Reagan as history-maker; Gambling with History: Reagan in the White House, by Laurence I. Barrett. New York: Doubleday & Co. 511 pp. $19.95.
This is a tough book. Tough on the President of the United States; tough on American society today; tough on political movers and shakers; and even tough on the reader.
Already there has been some advance news springing from heretofore unreported accounts in the book relating to the Reagan inner circle's plan for the possible transfer of power after the assassination attempt on the President and a revelation about a stolen copy of the Carter briefing notebook before a crucial debate with his GOP challenger.
Barrett's ''Gambling'' seems to be three books in one: first, a detailed straightforward chronicle of Ronald Reagan's first two years of foreign and domestic initiatives - sometimes revealing, but often difficult reading.
Second, it's a series of close-in profiles (scattered throughout the manuscript) of the White House team, including senior assistants James Baker, Michael Deaver, and Edwin Meese.
Third, it's a group of more readable chapters ranging in subject from civil rights to attitudes toward the media to vignettes (some of them previously published) about the Reagan family.
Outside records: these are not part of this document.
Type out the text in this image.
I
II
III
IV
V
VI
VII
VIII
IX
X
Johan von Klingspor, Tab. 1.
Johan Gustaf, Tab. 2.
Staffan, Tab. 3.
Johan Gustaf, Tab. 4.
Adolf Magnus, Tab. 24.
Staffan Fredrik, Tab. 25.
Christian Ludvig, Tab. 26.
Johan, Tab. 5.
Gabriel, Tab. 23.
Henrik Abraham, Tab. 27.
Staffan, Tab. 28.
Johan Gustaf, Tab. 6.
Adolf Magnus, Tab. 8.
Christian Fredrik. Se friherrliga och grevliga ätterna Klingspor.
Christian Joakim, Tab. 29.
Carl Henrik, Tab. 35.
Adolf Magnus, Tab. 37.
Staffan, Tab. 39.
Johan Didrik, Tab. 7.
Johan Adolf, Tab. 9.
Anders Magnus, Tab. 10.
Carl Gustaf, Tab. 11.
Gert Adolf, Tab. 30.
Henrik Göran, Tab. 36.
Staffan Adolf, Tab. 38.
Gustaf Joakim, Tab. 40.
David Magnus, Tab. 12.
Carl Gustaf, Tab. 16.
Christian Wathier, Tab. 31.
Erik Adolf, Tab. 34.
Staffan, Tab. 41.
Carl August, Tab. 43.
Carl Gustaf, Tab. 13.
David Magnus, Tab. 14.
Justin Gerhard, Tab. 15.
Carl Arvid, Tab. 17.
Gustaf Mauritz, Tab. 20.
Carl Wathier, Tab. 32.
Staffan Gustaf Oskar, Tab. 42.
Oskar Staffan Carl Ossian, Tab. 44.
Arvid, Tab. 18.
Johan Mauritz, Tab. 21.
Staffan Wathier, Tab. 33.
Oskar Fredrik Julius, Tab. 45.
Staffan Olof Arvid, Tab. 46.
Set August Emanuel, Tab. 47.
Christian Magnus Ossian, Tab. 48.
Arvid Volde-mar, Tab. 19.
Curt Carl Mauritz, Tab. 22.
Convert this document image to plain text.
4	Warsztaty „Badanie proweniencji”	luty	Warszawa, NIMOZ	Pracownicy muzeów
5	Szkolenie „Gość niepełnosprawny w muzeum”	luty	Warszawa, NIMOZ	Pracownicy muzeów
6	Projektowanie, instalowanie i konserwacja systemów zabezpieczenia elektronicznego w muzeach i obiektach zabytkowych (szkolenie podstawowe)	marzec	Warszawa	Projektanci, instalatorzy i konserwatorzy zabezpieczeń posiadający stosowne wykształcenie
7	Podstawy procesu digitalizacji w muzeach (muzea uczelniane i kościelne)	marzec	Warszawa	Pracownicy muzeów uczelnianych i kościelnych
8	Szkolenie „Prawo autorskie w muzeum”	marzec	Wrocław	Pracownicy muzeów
''Gambling'' is too long and somewhat haphazardly organized. Much of it is written for the professional, the sophisticated White House and foreign policy watcher. It lacks the historical perspective of a Theodore White work and the drama of Hamilton Jordon's account of the Carter years, ''Crisis,'' or Lou Canon's ''Reagan.'' Nonetheless it is a formidable book, a valuable addition to the still-emerging saga of a first-of-his-kind President whose imprint on history is almost certain to be significant.
Barrett is Time magazine's top man covering the White House. His major arguments:
* The first modern president to emerge from a protest movement, Reagan embodies radical conservatism, which is finally getting a test in power.
* Despite setbacks to his economic policies and Soviet and Middle East initiatives, Reagan has still been an effective president.
* However, the man in the Oval Office has overplayed his hand, ''inflicting unnecessary pain'' on the nation and damaging his political position.
* Contrary to some analyses, Reagan is an ''activist'' president in the style of the two Roosevelts, not at all hesitant to use the power of the office or his own personality to accomplish his goals.
Of note are Barrett's often roughshod assessments of the presidential team:
Meese - Reagan's kind of man, who, like his boss, seems to ''insulate himself from unpleasantness by pretending it doesn't exist.''
Deaver - ''. . . has the mental equipment but not the temperament to delve into the business of governance.''
Baker - (a former aide to President Ford and then George Bush, when he was challenging Reagan for the Republican nomination in 1980). ''He could play the hired gun. Unlike some of the others, such as Carter's man Hamilton Jordan, Baker was not burdened with heavy political convictions.''
Richard Allen - (embattled and eventually dismissed national security adviser) ''. . . was supposed to be a right-wing counterweight'' to former Secretary of State Alexander Haig.
Dick Darman - deputy assistant to the president. Intellectual, professional, a workaholic. Seen as a potential secretary of state.
And Ronald Reagan - ever the optimist, often a loner, sometimes puzzled and hurt that his motives are misunderstood.
''Reagan during his first two years did not take the country into any disastrous adventure,'' Barrett explains. ''Nor did he burn bridges that might eventually lead to reduced danger abroad.
''During the Vietnam era, American officials who sought a middle way between doves and hawks were called dawks. Reagan created a new hybrid status for himself. He remained a hawk in both inclination and practice, but in every complex test, he proved to be a cautious hunting bird. He could be called a 'cawk.' ''
In his strongest indictment of the President, the author charges that the Reagan administration has failed the poor and minorities. He accuses Reagan, not of racism nor even insensitivity, but of faulty perception.
The federal government, Barrett holds, ''has a duty to enhance the opportunities of all classes and regions to obtain decent shares of society's bounty. At the very minimum, Washington should do nothing directly or indirectly to widen disparities caused by circumstances.''
Reaganomics, he concludes, falls short of this standard.